In incidences of physical or psychological harm, recipients may seek temporary relief with a medical certificate, however Services Australia often overrules these for arbitrary reasons, often telling claimants to coach their doctor for better results next time in lieu of providing means to appeal. While one can appeal a payment suspension on "reasonable grounds," there is no way to get in front of it if a JSP is inclined to apply one, putting bill and rent money at risk. No employee would, or should, stand their employer treating them this way.
Long-term clients will be routinely subjected to these activities over actual help getting employment.
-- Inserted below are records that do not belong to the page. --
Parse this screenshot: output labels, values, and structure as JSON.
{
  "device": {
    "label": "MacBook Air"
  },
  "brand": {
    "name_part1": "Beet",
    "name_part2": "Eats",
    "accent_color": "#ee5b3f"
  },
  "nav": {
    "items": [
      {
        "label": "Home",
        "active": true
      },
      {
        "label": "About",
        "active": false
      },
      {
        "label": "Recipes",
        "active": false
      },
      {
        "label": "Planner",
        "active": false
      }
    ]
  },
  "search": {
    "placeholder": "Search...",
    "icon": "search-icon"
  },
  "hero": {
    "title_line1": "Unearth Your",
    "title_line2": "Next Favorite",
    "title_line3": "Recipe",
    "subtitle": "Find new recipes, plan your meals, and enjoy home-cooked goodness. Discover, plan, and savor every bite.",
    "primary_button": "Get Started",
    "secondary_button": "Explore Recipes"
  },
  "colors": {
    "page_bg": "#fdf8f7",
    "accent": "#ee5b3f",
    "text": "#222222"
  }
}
There is a class of job seeker with an expectation they will never exit the system, ensuring JSPs will continue to receive payments for their working life, for no actual benefit at all to said jobseeker.
Meanwhile, JSPs send much of their ill-gotten gains up the chain. Donation Watch information shows APM Human Services International Ltd has spent nearly half a million dollars, more than Sportsbet, in donations to the Australian Labor Party from 2016, and another $353,495.50 to the Liberal Party since 2014, showing their dirty money is not particularly picky as long as their contracts are renewed.[5] Sarina Russo barely edges above 10% of that figure, having donated $48,420 to Labor, another combined $92,500 and $25,500 to the Liberal National Party and Liberal Party respectively.[6] This reveals that the running of the welfare system is a bipartisan problem, with little more than a rebranding exercise for the disability job services since the change of government in 2022, and former politicians like former WA Labor Premier Mark McGowan jumping in with APM when he was "exhausted," among other opportunities no long-term job seeker would ever be offered.
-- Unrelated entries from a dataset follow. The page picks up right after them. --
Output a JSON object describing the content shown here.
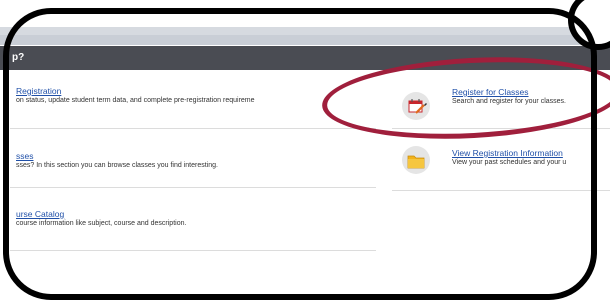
{
  "header": {
    "title": "p?"
  },
  "cards": {
    "registration": {
      "title": "Registration",
      "desc": "on status, update student term data, and complete pre-registration requireme"
    },
    "classes": {
      "title": "sses",
      "desc": "sses? In this section you can browse classes you find interesting."
    },
    "catalog": {
      "title": "urse Catalog",
      "desc": "course information like subject, course and description."
    },
    "register_classes": {
      "title": "Register for Classes",
      "desc": "Search and register for your classes."
    },
    "view_info": {
      "title": "View Registration Information",
      "desc": "View your past schedules and your u"
    }
  },
  "colors": {
    "annotation": "#a01f3c",
    "header_bg": "#4a4c53",
    "link": "#2050a8"
  },
  "icons": {
    "register": "calendar-pencil-icon",
    "view": "folder-icon"
  }
}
So, what is to be done? It's done every year when Mutual Obligations are temporarily suspended so there's no Scrooge-like holiday scandals about Aussie battlers having their Christmas cancelled, only to be unceremoniously re-exposed to the inherent harms of the system the morning of January 5. This absence of predatory providers and pointless activities can be the normal state of things, and perhaps someone might be inclined to offer a legitimate, voluntary, employment service, it might actually be worth paying for.